In recent years, Guatemala scrapped an international mechanism for combating impunity — after elites in the country came under unprecedented judicial scrutiny. The country has come under criticism for undermining the rule of law, but also for its poor handling of the pandemic and failure to get vaccination campaigns going.

“I can mention myself as one of those disenchanted with this government,” Ramazzini said.

The church in some countries is raising its voice louder. This year, Guatemala’s bishops rebuked the removal of the country’s top anti-impunity prosecutor and demanded deported migrants from the U.S. not be dumped in remote jungle downs on the Mexico-Guatemala border. Mexico’s bishops also have spoken out on the migration issue.

But intervention brings risks. In Bolivia, the bishops were invited by the ruling party to mediate an end to the 2019 post-election conflict, in which President Evo Morales claimed victory in a vote rife with irregularities. The agreement helped end violent protests and allowed for the installation of an interim president — a figure who proved polarizing and polemical. After Morales’ party returned to power democratically with a different leader in 2020, the new government accused the church of participating in a coup.

Bolivian journalist Rafael Archondo attributed the country’s electoral strife to Morales seeking a fourth term in office after losing a referendum on the issue. “It’s a tradition in Latin America to have a leader who sees himself as irreplaceable.”

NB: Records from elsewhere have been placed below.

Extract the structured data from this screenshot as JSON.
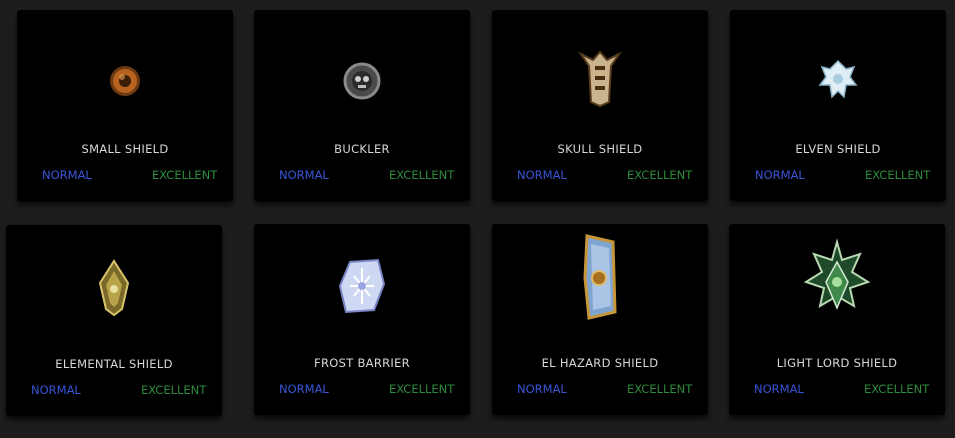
{
  "colors": {
    "normal": "#3a55d8",
    "excellent": "#2e8a3c",
    "card_bg": "#000000",
    "page_bg": "#1e1d1c"
  },
  "items": [
    {
      "name": "SMALL SHIELD",
      "normal": "NORMAL",
      "excellent": "EXCELLENT",
      "icon": "small-shield-icon"
    },
    {
      "name": "BUCKLER",
      "normal": "NORMAL",
      "excellent": "EXCELLENT",
      "icon": "buckler-icon"
    },
    {
      "name": "SKULL SHIELD",
      "normal": "NORMAL",
      "excellent": "EXCELLENT",
      "icon": "skull-shield-icon"
    },
    {
      "name": "ELVEN SHIELD",
      "normal": "NORMAL",
      "excellent": "EXCELLENT",
      "icon": "elven-shield-icon"
    },
    {
      "name": "ELEMENTAL SHIELD",
      "normal": "NORMAL",
      "excellent": "EXCELLENT",
      "icon": "elemental-shield-icon"
    },
    {
      "name": "FROST BARRIER",
      "normal": "NORMAL",
      "excellent": "EXCELLENT",
      "icon": "frost-barrier-icon"
    },
    {
      "name": "EL HAZARD SHIELD",
      "normal": "NORMAL",
      "excellent": "EXCELLENT",
      "icon": "el-hazard-shield-icon"
    },
    {
      "name": "LIGHT LORD SHIELD",
      "normal": "NORMAL",
      "excellent": "EXCELLENT",
      "icon": "light-lord-shield-icon"
    }
  ]
}
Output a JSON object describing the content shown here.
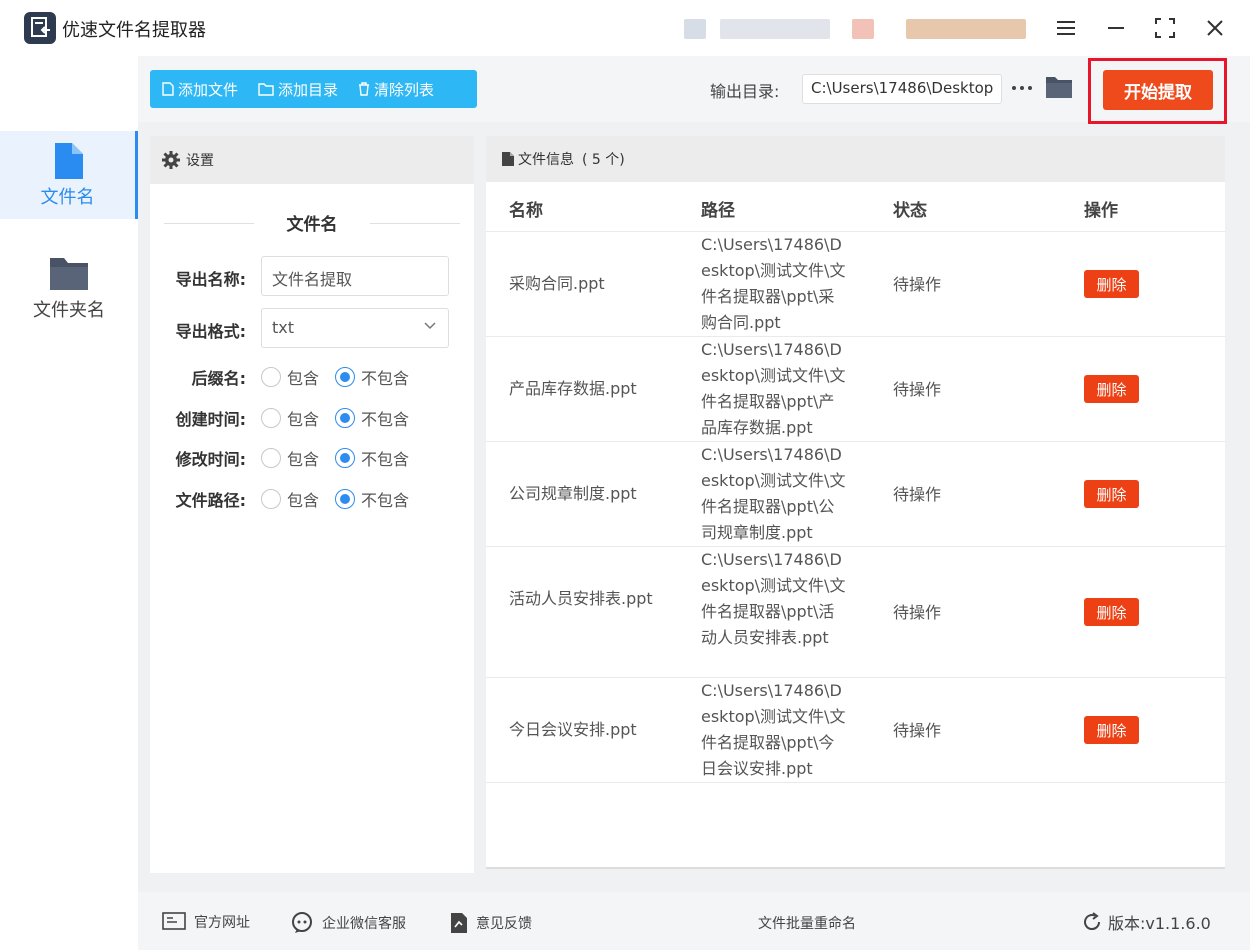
{
  "app": {
    "title": "优速文件名提取器",
    "accent": "#2a8cf0",
    "primary_action_color": "#ef4a1c",
    "danger_color": "#ed4014"
  },
  "window_controls": [
    "menu-icon",
    "minimize-icon",
    "maximize-icon",
    "close-icon"
  ],
  "sidebar": {
    "items": [
      {
        "label": "文件名",
        "icon": "file-icon",
        "active": true
      },
      {
        "label": "文件夹名",
        "icon": "folder-icon",
        "active": false
      }
    ]
  },
  "toolbar": {
    "add_file": "添加文件",
    "add_dir": "添加目录",
    "clear_list": "清除列表",
    "output_label": "输出目录:",
    "output_value": "C:\\Users\\17486\\Desktop",
    "start_label": "开始提取"
  },
  "settings": {
    "header": "设置",
    "section_title": "文件名",
    "export_name_label": "导出名称:",
    "export_name_value": "文件名提取",
    "export_format_label": "导出格式:",
    "export_format_value": "txt",
    "include_label": "包含",
    "exclude_label": "不包含",
    "options": [
      {
        "label": "后缀名:",
        "selected": "exclude"
      },
      {
        "label": "创建时间:",
        "selected": "exclude"
      },
      {
        "label": "修改时间:",
        "selected": "exclude"
      },
      {
        "label": "文件路径:",
        "selected": "exclude"
      }
    ]
  },
  "files": {
    "header": "文件信息",
    "count_text": "( 5 个)",
    "columns": [
      "名称",
      "路径",
      "状态",
      "操作"
    ],
    "delete_label": "删除",
    "rows": [
      {
        "name": "采购合同.ppt",
        "path": "C:\\Users\\17486\\Desktop\\测试文件\\文件名提取器\\ppt\\采购合同.ppt",
        "status": "待操作"
      },
      {
        "name": "产品库存数据.ppt",
        "path": "C:\\Users\\17486\\Desktop\\测试文件\\文件名提取器\\ppt\\产品库存数据.ppt",
        "status": "待操作"
      },
      {
        "name": "公司规章制度.ppt",
        "path": "C:\\Users\\17486\\Desktop\\测试文件\\文件名提取器\\ppt\\公司规章制度.ppt",
        "status": "待操作"
      },
      {
        "name": "活动人员安排表.ppt",
        "path": "C:\\Users\\17486\\Desktop\\测试文件\\文件名提取器\\ppt\\活动人员安排表.ppt",
        "status": "待操作"
      },
      {
        "name": "今日会议安排.ppt",
        "path": "C:\\Users\\17486\\Desktop\\测试文件\\文件名提取器\\ppt\\今日会议安排.ppt",
        "status": "待操作"
      }
    ]
  },
  "footer": {
    "website": "官方网址",
    "wechat": "企业微信客服",
    "feedback": "意见反馈",
    "center": "文件批量重命名",
    "version": "版本:v1.1.6.0"
  }
}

Nicaragua also has a leader who sees himself as irreplaceable. After protests erupted in early 2018 and people demanded Ortega’s ouster, Nicaragua’s bishops facilitated talks. The process fell apart as Ortega showed no interest in acceding to demands for new elections.

The situation turned so tense that Auxiliary Bishop Silvio José Baez, an outspoken Ortega critic, was forced to flee the country. An explosive device was later thrown in the Managua cathedral’s Blood of Christ chapel. Even a diocesan-run COVID-19 program was ordered closed by the health ministry.

“I want to be a priest. I want to give catechism classes. I want to celebrate Mass. But when it affects my flock … we have to speak and say something,” Áviles told CNS.

“It’s not that we’re meddling in politics. I’m defending basic human rights,” he said. “We’re not going to stay silent.”